Maîtresse Madwen ne cacha pas sa surprise lorsque Hurin s’assit à la table. Un Ogier, ça pouvait passer, mais un vulgaire domestique ?

Après un dernier regard dubitatif sur Rand, l’aubergiste partit en trombe vers la cuisine. Quelques minutes plus tard, elle revint avec des serveuses qui disposèrent sur la table les portions de ragoût de porc. Gloussant comme des oies, elles regardèrent sous toutes les coutures le beau seigneur, la gente dame et le grand Ogier. Agacée, leur patronne finit par leur ordonner de retourner au travail.
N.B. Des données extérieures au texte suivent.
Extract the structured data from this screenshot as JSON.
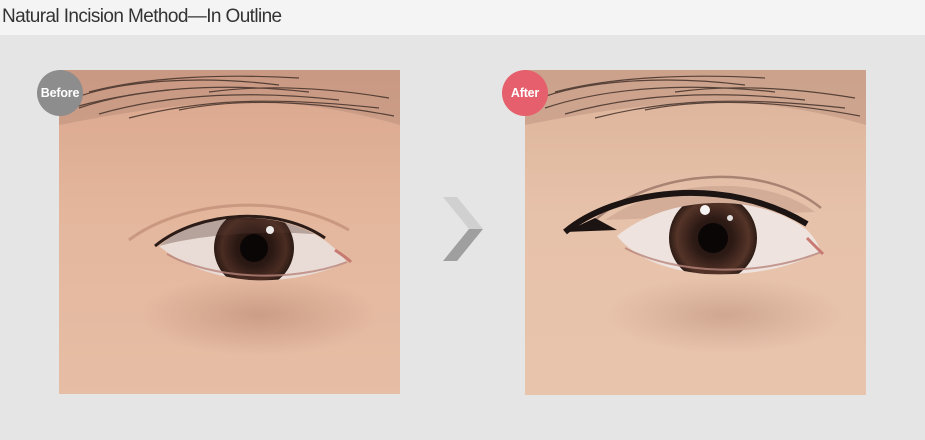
{
  "header": {
    "title": "Natural Incision Method—In Outline"
  },
  "before": {
    "badge_label": "Before",
    "badge_color": "#8d8d8d",
    "image_name": "eye-before-photo"
  },
  "after": {
    "badge_label": "After",
    "badge_color": "#e55f6c",
    "image_name": "eye-after-photo"
  },
  "arrow": {
    "icon": "chevron-right-icon"
  }
}
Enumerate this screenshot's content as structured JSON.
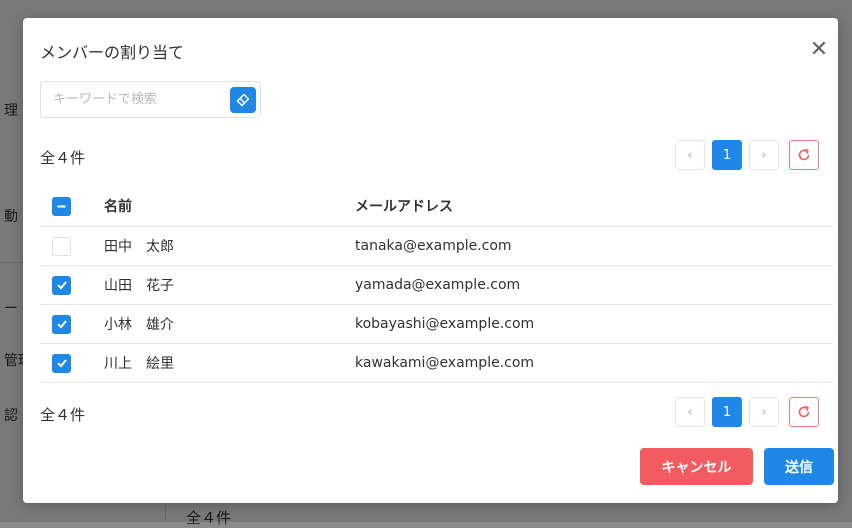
{
  "background": {
    "fragments": [
      "理",
      "動",
      "ー",
      "管理",
      "認",
      "全４件"
    ]
  },
  "dialog": {
    "title": "メンバーの割り当て",
    "close_glyph": "✕",
    "search": {
      "placeholder": "キーワードで検索",
      "value": ""
    },
    "count_top": "全４件",
    "count_bottom": "全４件",
    "pagination": {
      "prev": "‹",
      "current": "1",
      "next": "›"
    },
    "table": {
      "headers": {
        "name": "名前",
        "email": "メールアドレス"
      },
      "select_all_state": "indeterminate",
      "rows": [
        {
          "name": "田中　太郎",
          "email": "tanaka@example.com",
          "checked": false
        },
        {
          "name": "山田　花子",
          "email": "yamada@example.com",
          "checked": true
        },
        {
          "name": "小林　雄介",
          "email": "kobayashi@example.com",
          "checked": true
        },
        {
          "name": "川上　絵里",
          "email": "kawakami@example.com",
          "checked": true
        }
      ]
    },
    "buttons": {
      "cancel": "キャンセル",
      "submit": "送信"
    },
    "colors": {
      "primary": "#1f87e5",
      "danger": "#f25c60"
    }
  }
}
Rand baissa sur son assiette un regard vaguement inquiet. Coupée en petits morceaux, la viande avait cuit avec de longues lanières de poivron, des petits pois et une infinité d’autres ingrédients – dont des légumes – que le jeune homme ne connaissait pas. Le tout trempait dans une sauce blanche assez épaisse, et une odeur à la fois douce et épicée montait de l’assiette.

Selene picorait déjà. Loial, lui, mangeait de bon appétit.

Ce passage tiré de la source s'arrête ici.